Ceci était le principal objet d’un récent atelier technique organisé à Luanda, où des responsables de la Direction générale des impôts angolaise ont participé à des discussions pratiques sur la mise en œuvre des normes internationales d’échange de renseignements et la préparation des prochaines évaluations mondiales.
Pendant trois jours, les participants ont travaillé sur des situations concrètes, allant du traitement des demandes de renseignements à la clarification du rôle de l’autorité compétente, en passant par la préparation au processus d’examen par les pairs du Forum mondial.
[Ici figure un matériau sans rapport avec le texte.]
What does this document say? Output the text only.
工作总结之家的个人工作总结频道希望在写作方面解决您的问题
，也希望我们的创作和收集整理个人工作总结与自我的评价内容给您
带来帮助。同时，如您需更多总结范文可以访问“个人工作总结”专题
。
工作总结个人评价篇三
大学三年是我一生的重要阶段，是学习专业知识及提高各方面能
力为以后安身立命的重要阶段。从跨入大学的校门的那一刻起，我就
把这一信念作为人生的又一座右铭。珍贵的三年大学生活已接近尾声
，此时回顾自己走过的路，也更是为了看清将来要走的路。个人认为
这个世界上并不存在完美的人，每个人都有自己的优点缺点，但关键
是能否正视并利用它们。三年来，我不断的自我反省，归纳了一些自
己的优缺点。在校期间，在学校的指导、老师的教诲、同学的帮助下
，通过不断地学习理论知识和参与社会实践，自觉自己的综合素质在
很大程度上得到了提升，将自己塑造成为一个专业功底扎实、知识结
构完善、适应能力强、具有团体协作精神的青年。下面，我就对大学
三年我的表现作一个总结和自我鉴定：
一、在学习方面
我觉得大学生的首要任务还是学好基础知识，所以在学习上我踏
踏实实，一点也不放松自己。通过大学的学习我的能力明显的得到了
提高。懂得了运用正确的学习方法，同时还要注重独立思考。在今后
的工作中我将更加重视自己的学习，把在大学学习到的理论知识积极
Une feuille de route pratique a été élaborée pour guider la mise en œuvre des normes d’échange de renseignements par l’Angola.
L’atelier a réuni des experts régionaux et internationaux, avec la contribution de M. Ephraim Murenzi, spécialiste de l’échange de renseignements à l’ATAF, aux côtés de M. Paul Ahey de l’Autorité fiscale du Ghana et de M. Tatu Ilunga de la GIZ. Ces échanges ont permis aux participants de s’appuyer à la fois sur l’expérience africaine et les pratiques internationales pour relever des défis communs.
Au-delà des discussions techniques, un constat plus large a émergé : le renforcement de l’échange de renseignements ne consiste plus seulement à respecter les normes internationales, mais aussi à doter les administrations fiscales des outils nécessaires pour agir sur la base des informations recueillies, améliorer la conformité et protéger leur assiette fiscale.
Pour l’Angola, cela signifie mettre en place des systèmes capables de mieux détecter la fraude fiscale, d’améliorer la transparence et de soutenir une mobilisation plus efficace des recettes nationales.
L’atelier a été soutenu par le projet de « Bonne gouvernance financière en Afrique » de la GIZ, dans le cadre de l’Action multibailleurs de lutte contre les flux financiers illicites liés à la fiscalité en Afrique, cofinancée par l’Union européenne, le ministère des Affaires étrangères de Finlande et le ministère fédéral allemand de la Coopération économique et du Développement (BMZ).